Obama Administration Sided With Scott Brown On Wall Street Bill Loophole

As the final Wall Street negotiations came to a close last week, the Obama administration quietly sided with Sen. Scott Brown (R-MA) against most Democrats in support of a loophole in one of the key provisions of the financial reform bill.

Several Democratic Hill aides tell TPMDC that the Treasury Department, which wielded tremendous influence over the shape of the legislation, changed its position on the Volcker rule during the final deliberations, endorsing an exemption that will allow banks to invest in outside hedge funds.

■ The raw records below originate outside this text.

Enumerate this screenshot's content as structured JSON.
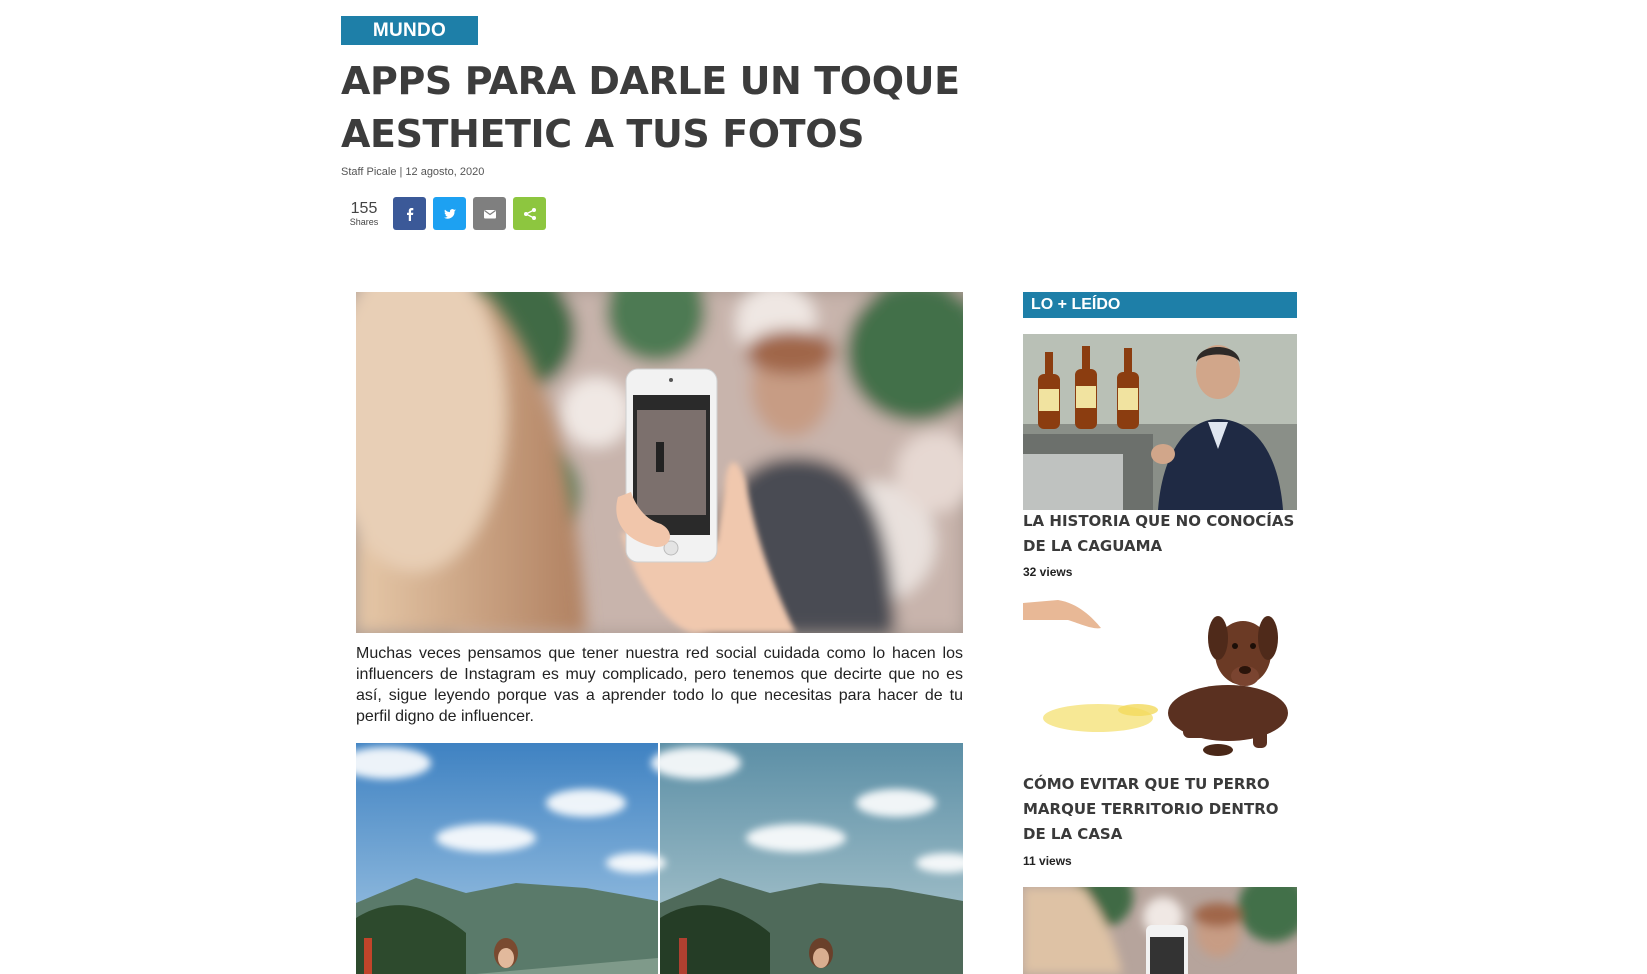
{
  "article": {
    "category": "MUNDO",
    "title": "APPS PARA DARLE UN TOQUE AESTHETIC A TUS FOTOS",
    "byline": "Staff Picale | 12 agosto, 2020",
    "shares_count": "155",
    "shares_label": "Shares",
    "intro": "Muchas veces pensamos que tener nuestra red social cuidada como lo hacen los influencers de Instagram es muy complicado, pero tenemos que decirte que no es así, sigue leyendo porque vas a aprender todo lo que necesitas para hacer de tu perfil digno de influencer."
  },
  "share_buttons": [
    {
      "icon": "facebook-icon",
      "color": "#3b5998"
    },
    {
      "icon": "twitter-icon",
      "color": "#1da1f2"
    },
    {
      "icon": "email-icon",
      "color": "#7f7f7f"
    },
    {
      "icon": "share-icon",
      "color": "#8dc63f"
    }
  ],
  "sidebar": {
    "header": "LO + LEÍDO",
    "items": [
      {
        "title": "LA HISTORIA QUE NO CONOCÍAS DE LA CAGUAMA",
        "views": "32 views"
      },
      {
        "title": "CÓMO EVITAR QUE TU PERRO MARQUE TERRITORIO DENTRO DE LA CASA",
        "views": "11 views"
      }
    ]
  },
  "colors": {
    "accent": "#1e7fa8",
    "title": "#3c3c3c"
  }
}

“Treasury’s official position went from opposed to [the loophole] to supportive,” one aide says. “They may have [even] overshot Brown’s desires by a bit.”The variant of the Volcker rule in the Wall Street reform bill, authored by Sens. Carl Levin (D-MI) and Jeff Merkley (D-OR), is meant to limit the extent to which federally insured financial firms can make risky bets with their profits.

In siding with Brown, the administration tacitly accepted that Sens. Russ Feingold (D-WI) and Maria Cantwell (D-WA), who opposed the bill from the left, would continue to oppose it after the conference committee. From the outset of the 111th Congress, Senate leaders and the White House have frequently tailored legislation to the demands of conservative Democrats and moderate Republicans who, in their view, hold the keys to breaking filibusters. In the weeks since the Senate financial reform bill passed, communication between top Democrats and Feingold and Cantwell had largely stalled, while Brown remained at the center of the action — and his central focus was on retaining his hedge fund loophole.

In the weeks leading up to the conference committee, several Democrats, including former Fed Chair, and top White House surrogate Paul Volcker himself, spoke out against the exemption. But in a statement released today, Volcker came out strongly in support of the legislation, despite the fact that the loophole survived.

Democratic leaders and the White House have long considered Brown the linchpin of financial reform. Because of Feingold’s and Cantwell’s opposition, Democrats had to rely on a small handful of Republicans to push the bill over the finish line. Brown was believed to be the 60th, filibuster-breaking vote, and ultimately won his exemption.

Opinions vary as to whether top Democrats on the Hill and in the White House did enough to persuade Feingold and Cantwell to change their votes, which would have robbed Brown of much, if not all of his leverage. Some place the blame for the outcome at Feingold and Cantwell’s feet: Brown wouldn’t have won his loophole if one or both of them had been willing to flip their votes in exchange for a more restrictive Volcker rule. Others argue that the administration always places too much faith in moderate Republicans and simply sought to avoid antagonizing Brown, who will likely be a swing vote on future legislation.

One Treasury official says it came down in the end to the need to break a filibuster.

“It’s a matter of counting votes,” the official said, adding that Treasury and Senate Banking Committee Chairman Chris Dodd would have backed a more restrictive version of the rule if Feingold or Cantwell had dislodged. Once it became clear that Feingold and Cantwell were out “Brown knew he had the upper hand.”

Not only did he have the upper hand, but he had the backing of the most powerful member of the conference: fellow Bay Stater and Financial Services Chairman Barney Frank. Last month, in a move partially designed to appease Brown, Frank wrote two letters to Senate leaders supporting Brown’s position on the issue, which he said was enshrined by the House bill. “The bill that passed the House does not prohibit depository institutions or their parent holding companies or affiliates from…limited fund sponsorship and investment to meet the needs of their clients as part of traditional asset management activity,” the second letter reads.

“[T]hese measures are important to our state and none of them threaten or weaken the broad objectives of comprehensive reform that guided our work,” Frank wrote in the first letter.

You can read both letters here.

Now, in an irony of ironies, Brown is threatening to oppose the bill anyway over an unrelated fee on banks added to the legislation during the final hours of the conference committee. That, combined with the death this morning of Sen. Robert Byrd (D-WV), will make final passage of the Wall Street reform bill a steeper climb.